GCM forbidden_attack breaks on Sage 10.7 (integer_representation removed)

[idrassi]

The GCM forbidden attack uses gf2e element.integer_representation(), which is no longer available in Sage 10.7 for NTL-backed GF(2^128) elements. This causes test_gcm to fail.

Steps to Reproduce (Sage 10.7)

Run: sage -python -m pytest test/test_gcm.py
Observe failure in attacks/gcm/forbidden_attack.py

Expected: GCM test passes and forge_tag computes a valid tag.
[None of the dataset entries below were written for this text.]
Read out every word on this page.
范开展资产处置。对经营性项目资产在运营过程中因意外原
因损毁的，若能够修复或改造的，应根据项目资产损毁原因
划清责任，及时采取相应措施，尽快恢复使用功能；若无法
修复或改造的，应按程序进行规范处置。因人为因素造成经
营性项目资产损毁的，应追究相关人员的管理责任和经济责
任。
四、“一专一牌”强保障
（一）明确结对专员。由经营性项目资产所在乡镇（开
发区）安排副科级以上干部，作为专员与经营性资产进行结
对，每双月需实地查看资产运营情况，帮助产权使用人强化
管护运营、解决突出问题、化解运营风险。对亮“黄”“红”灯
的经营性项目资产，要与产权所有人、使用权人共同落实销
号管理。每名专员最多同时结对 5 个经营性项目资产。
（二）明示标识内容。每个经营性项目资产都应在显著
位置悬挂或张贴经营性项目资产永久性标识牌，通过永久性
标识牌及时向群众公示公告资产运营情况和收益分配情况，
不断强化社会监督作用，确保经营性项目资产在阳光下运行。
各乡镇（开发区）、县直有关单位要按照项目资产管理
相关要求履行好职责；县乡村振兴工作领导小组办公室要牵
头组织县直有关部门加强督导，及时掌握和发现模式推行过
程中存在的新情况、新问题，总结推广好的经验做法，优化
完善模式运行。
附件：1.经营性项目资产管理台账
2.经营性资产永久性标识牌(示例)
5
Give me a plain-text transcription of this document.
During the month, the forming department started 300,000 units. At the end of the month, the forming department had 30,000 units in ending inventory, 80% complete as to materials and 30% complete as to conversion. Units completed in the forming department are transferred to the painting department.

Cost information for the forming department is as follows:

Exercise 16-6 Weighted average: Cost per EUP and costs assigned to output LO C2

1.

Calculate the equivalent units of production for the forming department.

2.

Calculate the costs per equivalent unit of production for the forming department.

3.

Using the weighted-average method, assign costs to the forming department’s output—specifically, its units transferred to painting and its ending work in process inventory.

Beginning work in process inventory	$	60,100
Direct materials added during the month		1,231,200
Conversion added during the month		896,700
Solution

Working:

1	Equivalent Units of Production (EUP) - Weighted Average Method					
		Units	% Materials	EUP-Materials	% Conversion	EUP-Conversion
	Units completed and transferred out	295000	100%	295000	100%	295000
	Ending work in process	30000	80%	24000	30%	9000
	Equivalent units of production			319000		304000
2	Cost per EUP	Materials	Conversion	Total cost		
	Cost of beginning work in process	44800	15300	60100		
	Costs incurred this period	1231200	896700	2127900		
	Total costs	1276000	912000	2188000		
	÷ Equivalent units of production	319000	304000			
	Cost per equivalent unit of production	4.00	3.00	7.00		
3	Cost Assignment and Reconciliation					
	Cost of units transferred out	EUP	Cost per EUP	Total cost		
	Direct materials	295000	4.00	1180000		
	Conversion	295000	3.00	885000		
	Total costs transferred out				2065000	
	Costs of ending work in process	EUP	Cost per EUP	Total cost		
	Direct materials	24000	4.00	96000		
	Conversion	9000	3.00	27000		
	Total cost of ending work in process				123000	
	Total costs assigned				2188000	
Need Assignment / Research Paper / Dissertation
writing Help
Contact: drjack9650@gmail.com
Actual: AttributeError: 'FiniteField_ntl_gf2eElement' object has no attribute integer_representation.

Environment

• SageMath 10.7 (Conda)
• Python: 3.12.x
• OS: Linux

Proposed Fix

Use the new Sage API from_integer()/to_integer() for GF(2^128), preserve the original bit ordering by manually reversing 128 bits:

• _to_gf2e: from_integer(reverse_bits_128(n))
• _from_gf2e: reverse_bits_128(to_integer())
  Keep the legacy conversion as fallback for older Sage builds if needed.

[jvdsn]

Please try the latest version.

[idrassi]

Thanks, it works.
In my approach, I wanted to use newer API but ended up adding more complexity because of NTL issue. Your approach is simpler.

[jvdsn]

Thanks for bringing it to my attention, happy it works!